Goes was a veteran of the wild Brazilian “vale tudo” fight scene of the 1990’s. There weren’t many distinctions between a street fight and a vale tudo: not in the rules of engagement and not in how fights were arranged either.

He went on to fight, predictably, everywhere and anywhere — including PRIDE and the UFC. He’s best known for fighting two of the all-time greats, Frank Shamrock and Kazushi Sakuraba, to draws. There’s no going back to those days, but maybe we can pull some spirit from them.

The words came back to me as I read an interview last month from Sherdog with Faras Zihabi, the trainer at TriStar Gym. Zahibi, who describes a love for both jiu-jitsu and wrestling – was asked what separates the two.
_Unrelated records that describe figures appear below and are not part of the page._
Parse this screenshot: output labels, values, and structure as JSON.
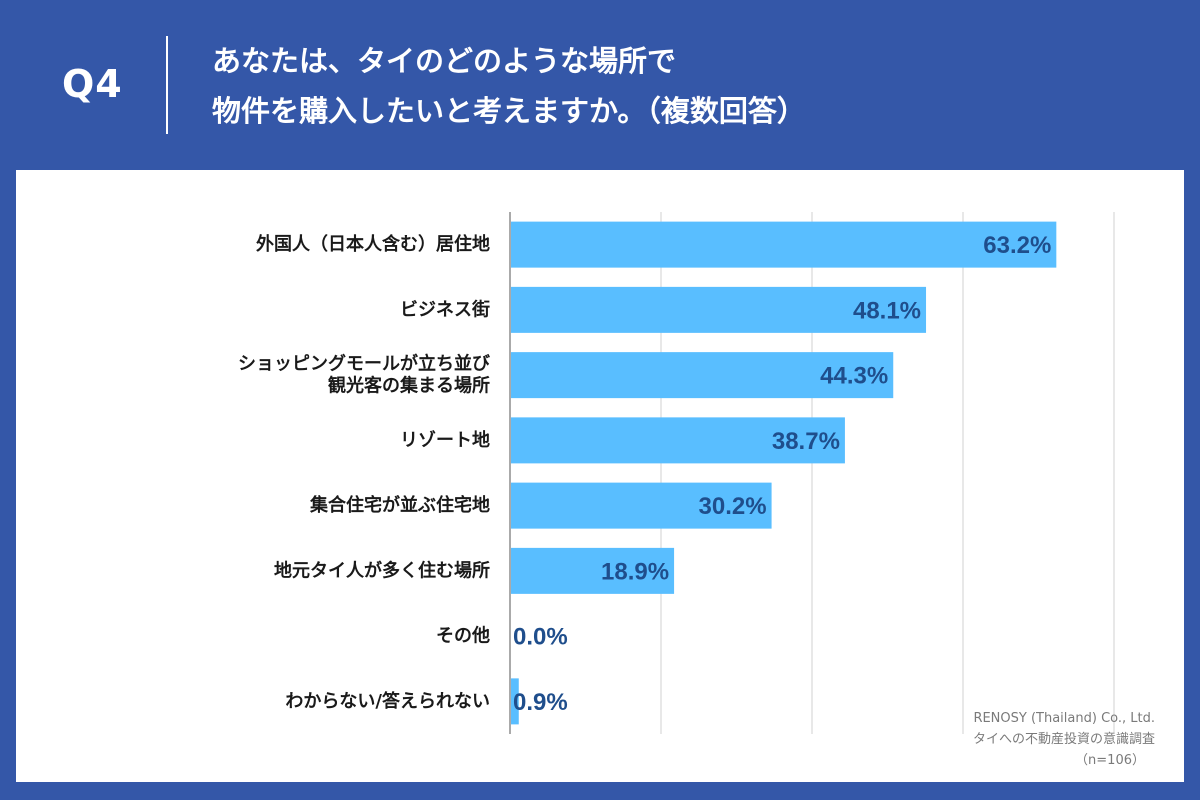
{
  "header": {
    "question_number": "Q4",
    "title_line1": "あなたは、タイのどのような場所で",
    "title_line2": "物件を購入したいと考えますか。（複数回答）"
  },
  "colors": {
    "background": "#3457A8",
    "bar": "#59BEFF",
    "value_text": "#1F4E8C",
    "grid": "#D0D0D0",
    "axis": "#555555"
  },
  "chart_data": {
    "type": "bar",
    "orientation": "horizontal",
    "categories": [
      [
        "外国人（日本人含む）居住地"
      ],
      [
        "ビジネス街"
      ],
      [
        "ショッピングモールが立ち並び",
        "観光客の集まる場所"
      ],
      [
        "リゾート地"
      ],
      [
        "集合住宅が並ぶ住宅地"
      ],
      [
        "地元タイ人が多く住む場所"
      ],
      [
        "その他"
      ],
      [
        "わからない/答えられない"
      ]
    ],
    "values": [
      63.2,
      48.1,
      44.3,
      38.7,
      30.2,
      18.9,
      0.0,
      0.9
    ],
    "value_labels": [
      "63.2%",
      "48.1%",
      "44.3%",
      "38.7%",
      "30.2%",
      "18.9%",
      "0.0%",
      "0.9%"
    ],
    "xlim": [
      0,
      70
    ],
    "gridlines": [
      0,
      17.5,
      35,
      52.5,
      70
    ],
    "grid": true,
    "legend": "none"
  },
  "footer": {
    "company": "RENOSY (Thailand) Co., Ltd.",
    "survey": "タイへの不動産投資の意識調査",
    "sample": "（n=106）"
  }
}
He made several good points, and everyone should read the whole article. But something in the mentality stood out:

“The wrestlers are better strategists,” Zahibi said. “Why? When you wrestle, you have three rounds, so you start thinking about strategy as importance. In jiu-jitsu, it’s one round. When the wrestler starts in MMA, he’s thinking, I’ve got to win two out of the three, minimum. That’s the minimum for victory. It’s not what I’m looking for, but it’s the minimum. A jiu-jitsu guy will do something crazy at the end of a round he was winning. Maybe he goes from top position to the bottom looking for a fancy armbar and gives up the round or gives up the position. They make more strategic mistakes than the wrestlers. Wrestlers use their wrestling in reverse; jiu-jitsu guys, no.”

I believe Zahibi is right — the wrestler’s approach is going to be different from that of a jiu-jitsu player like Allan Goes. But it’s not just a difference in the rules that the two sports employ – where sport jiu-jitsu is one round and wrestling three. Sometimes it’s a difference in the mentality.
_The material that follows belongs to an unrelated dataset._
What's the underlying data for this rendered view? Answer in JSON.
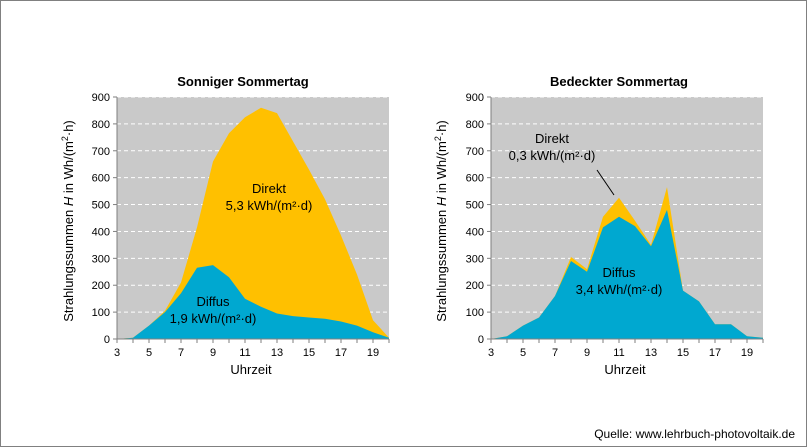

Increasingly, his notion of the wrestler’s mentality of earning rounds may be losing favor.

Allan Goes and his teammates on the Carlson Gracie Team were known for an aggressive pressure game. Among their standouts was Ricardo Liborio, who would later co-found American Top Team in the early 2000’s, after vale tudo had made way for MMA.
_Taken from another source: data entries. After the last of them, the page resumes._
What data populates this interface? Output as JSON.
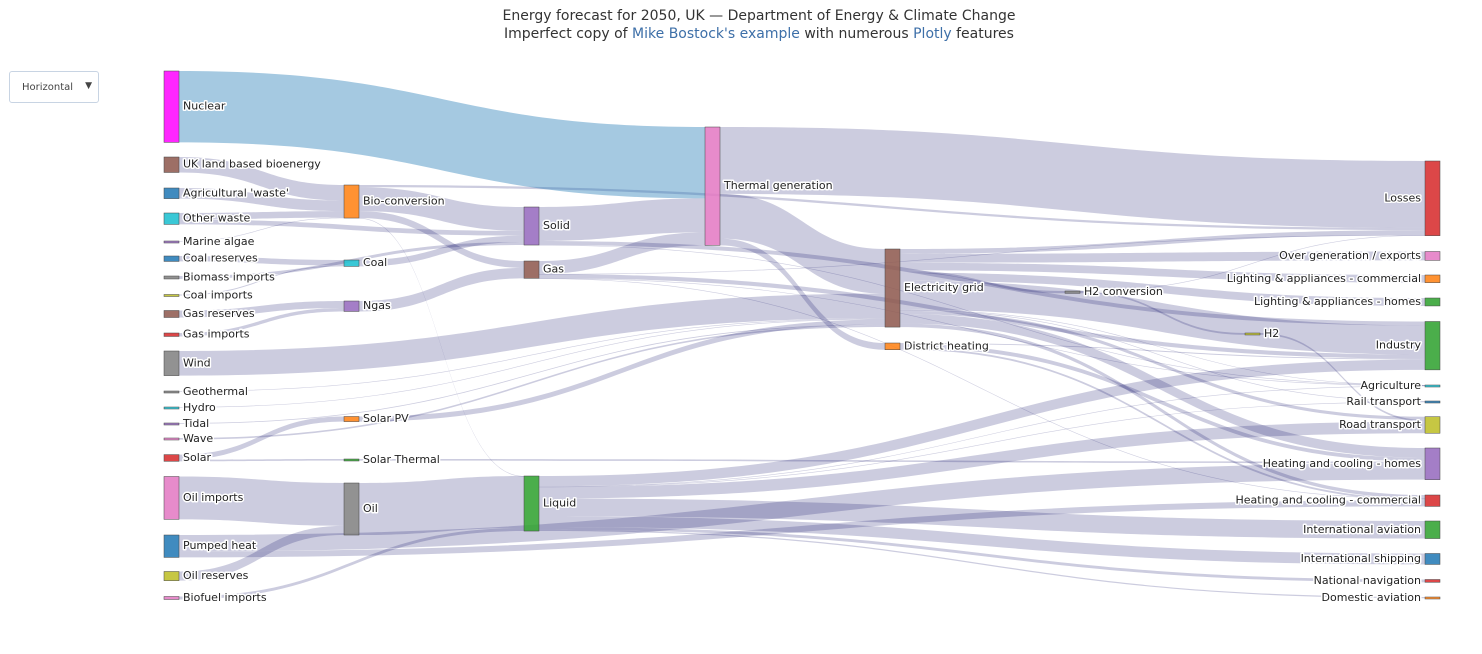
{
  "menu": {
    "label": "Horizontal"
  },
  "chart_data": {
    "type": "sankey",
    "title": "Energy forecast for 2050, UK — Department of Energy & Climate Change",
    "subtitle": [
      "Imperfect copy of ",
      "Mike Bostock's example",
      " with numerous ",
      "Plotly",
      " features"
    ],
    "nodes": {
      "label": [
        "Agricultural 'waste'",
        "Bio-conversion",
        "Liquid",
        "Losses",
        "Solid",
        "Gas",
        "Biofuel imports",
        "Biomass imports",
        "Coal imports",
        "Coal",
        "Coal reserves",
        "District heating",
        "Industry",
        "Heating and cooling - commercial",
        "Heating and cooling - homes",
        "Electricity grid",
        "Over generation / exports",
        "H2 conversion",
        "Road transport",
        "Agriculture",
        "Rail transport",
        "Lighting & appliances - commercial",
        "Lighting & appliances - homes",
        "Gas imports",
        "Ngas",
        "Gas reserves",
        "Thermal generation",
        "Geothermal",
        "H2",
        "Hydro",
        "International shipping",
        "Domestic aviation",
        "International aviation",
        "National navigation",
        "Marine algae",
        "Nuclear",
        "Oil imports",
        "Oil",
        "Oil reserves",
        "Other waste",
        "Pumped heat",
        "Solar PV",
        "Solar Thermal",
        "Solar",
        "Tidal",
        "UK land based bioenergy",
        "Wave",
        "Wind"
      ],
      "color": [
        "#1f77b4",
        "#ff7f0e",
        "#2ca02c",
        "#d62728",
        "#9467bd",
        "#8c564b",
        "#e377c2",
        "#7f7f7f",
        "#bcbd22",
        "#17becf",
        "#1f77b4",
        "#ff7f0e",
        "#2ca02c",
        "#d62728",
        "#9467bd",
        "#8c564b",
        "#e377c2",
        "#7f7f7f",
        "#bcbd22",
        "#17becf",
        "#1f77b4",
        "#ff7f0e",
        "#2ca02c",
        "#d62728",
        "#9467bd",
        "#8c564b",
        "#e377c2",
        "#7f7f7f",
        "#bcbd22",
        "#17becf",
        "#1f77b4",
        "#ff7f0e",
        "#2ca02c",
        "#d62728",
        "#9467bd",
        "#ff00ff",
        "#e377c2",
        "#7f7f7f",
        "#bcbd22",
        "#17becf",
        "#1f77b4",
        "#ff7f0e",
        "#2ca02c",
        "#d62728",
        "#9467bd",
        "#8c564b",
        "#e377c2",
        "#7f7f7f"
      ]
    },
    "links": {
      "source": [
        0,
        1,
        1,
        1,
        1,
        6,
        7,
        8,
        10,
        9,
        11,
        11,
        11,
        15,
        15,
        15,
        15,
        15,
        15,
        15,
        15,
        15,
        15,
        15,
        23,
        25,
        5,
        5,
        5,
        5,
        5,
        27,
        17,
        17,
        28,
        29,
        2,
        2,
        2,
        2,
        2,
        2,
        2,
        2,
        34,
        24,
        35,
        36,
        38,
        37,
        39,
        39,
        40,
        40,
        41,
        42,
        43,
        43,
        4,
        4,
        4,
        26,
        26,
        26,
        44,
        45,
        46,
        47
      ],
      "target": [
        1,
        2,
        3,
        4,
        5,
        2,
        4,
        9,
        9,
        4,
        12,
        13,
        14,
        16,
        14,
        17,
        12,
        18,
        19,
        13,
        3,
        20,
        21,
        22,
        24,
        24,
        13,
        3,
        26,
        19,
        12,
        15,
        28,
        3,
        18,
        15,
        12,
        30,
        18,
        31,
        32,
        19,
        33,
        20,
        1,
        5,
        26,
        37,
        37,
        2,
        4,
        1,
        14,
        13,
        15,
        14,
        42,
        41,
        19,
        26,
        12,
        15,
        3,
        11,
        15,
        1,
        15,
        15
      ],
      "value": [
        124.729,
        0.597,
        26.862,
        280.322,
        81.144,
        35,
        35,
        11.606,
        63.965,
        75.571,
        10.639,
        22.505,
        46.184,
        104.453,
        113.726,
        27.14,
        342.165,
        37.797,
        4.412,
        40.858,
        56.691,
        7.863,
        90.008,
        93.494,
        40.719,
        82.233,
        0.129,
        1.401,
        151.891,
        2.096,
        48.58,
        7.013,
        20.897,
        6.242,
        20.897,
        6.995,
        121.066,
        128.69,
        135.835,
        14.458,
        206.267,
        3.64,
        33.218,
        4.413,
        4.375,
        122.952,
        839.978,
        504.287,
        107.703,
        611.99,
        56.587,
        77.81,
        193.026,
        70.672,
        59.901,
        19.263,
        19.263,
        59.901,
        0.882,
        400.12,
        46.477,
        525.531,
        787.129,
        79.329,
        9.452,
        182.01,
        19.013,
        289.366
      ],
      "color": [
        "#00006033",
        "#00006033",
        "#00006033",
        "#00006033",
        "#00006033",
        "#00006033",
        "#00006033",
        "#00006033",
        "#00006033",
        "#00006033",
        "#00006033",
        "#00006033",
        "#00006033",
        "#00006033",
        "#00006033",
        "#00006033",
        "#00006033",
        "#00006033",
        "#00006033",
        "#00006033",
        "#00006033",
        "#00006033",
        "#00006033",
        "#00006033",
        "#00006033",
        "#00006033",
        "#00006033",
        "#00006033",
        "#00006033",
        "#00006033",
        "#00006033",
        "#00006033",
        "#00006033",
        "#00006033",
        "#00006033",
        "#00006033",
        "#00006033",
        "#00006033",
        "#00006033",
        "#00006033",
        "#00006033",
        "#00006033",
        "#00006033",
        "#00006033",
        "#00006033",
        "#00006033",
        "#1f77b466",
        "#00006033",
        "#00006033",
        "#00006033",
        "#00006033",
        "#00006033",
        "#00006033",
        "#00006033",
        "#00006033",
        "#00006033",
        "#00006033",
        "#00006033",
        "#00006033",
        "#00006033",
        "#00006033",
        "#00006033",
        "#00006033",
        "#00006033",
        "#00006033",
        "#00006033",
        "#00006033",
        "#00006033"
      ]
    }
  }
}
In Goes’ day, it was Pat Militech’s camp which was the most dominant in the UFC. Pat Militech helped craft not only his own championship run, but that of Matt Hughes and Jens Pulver, who shared a wrestling background. Later, they made a heavyweight champion out of Tim Sylvia.

The young gun of the pack was Robbie Lawler, who didn’t quite make to the top back then.

But 12 years later, a week ago, there stood Robbie Lawler, holding up a UFC Welterweight title after a five-round battle with Johny Hendricks. He would become the first of Liborio’s American Top Team to earn a UFC championship, and, one might say, the last titleholder from the long-gone Militech Fighting Systems.

Still, no one would call Lawler a jiu-jitsu man. In fact, his wrestling acumen was to his success – making the former NCAA All-American Hendricks struggle for his takedowns.

But the difference in mentality was clear. By the end of the fight, Hendricks was still, as Goes put it, “holding you down, throwing a punch, and looking at the clock,” while Lawler was still fighting.

Later, on the MMA Hour, Lawler’s old teammate at Militech camp, Matt Hughes, described Hendricks’ struggle and compared to his old foe, Zahibi protege Georges St-Pierre:

“I believe that he got this from Georges St. Pierre. GSP is not a guy to go out and win fights. GSP wants to win three of the five rounds. He wants to win a round, then win another round, then win another round…and I think Johny really tried to do the same thing. Not go out there and win the fight, but go out there and win rounds. That’s not the most exciting thing to watch, watching a guy go out and try to win rounds. People want to see people go out and finish the fight.”

People, for twelve years now, have wanted to see Robbie Lawler fight. If the sport is going to continue to grow in the next twelve, that mentality will have to be rewarded.

Maybe it’s just that simple.

People, from the vale tudo era to The Ultimate Fighter, just want to watch fighters fight.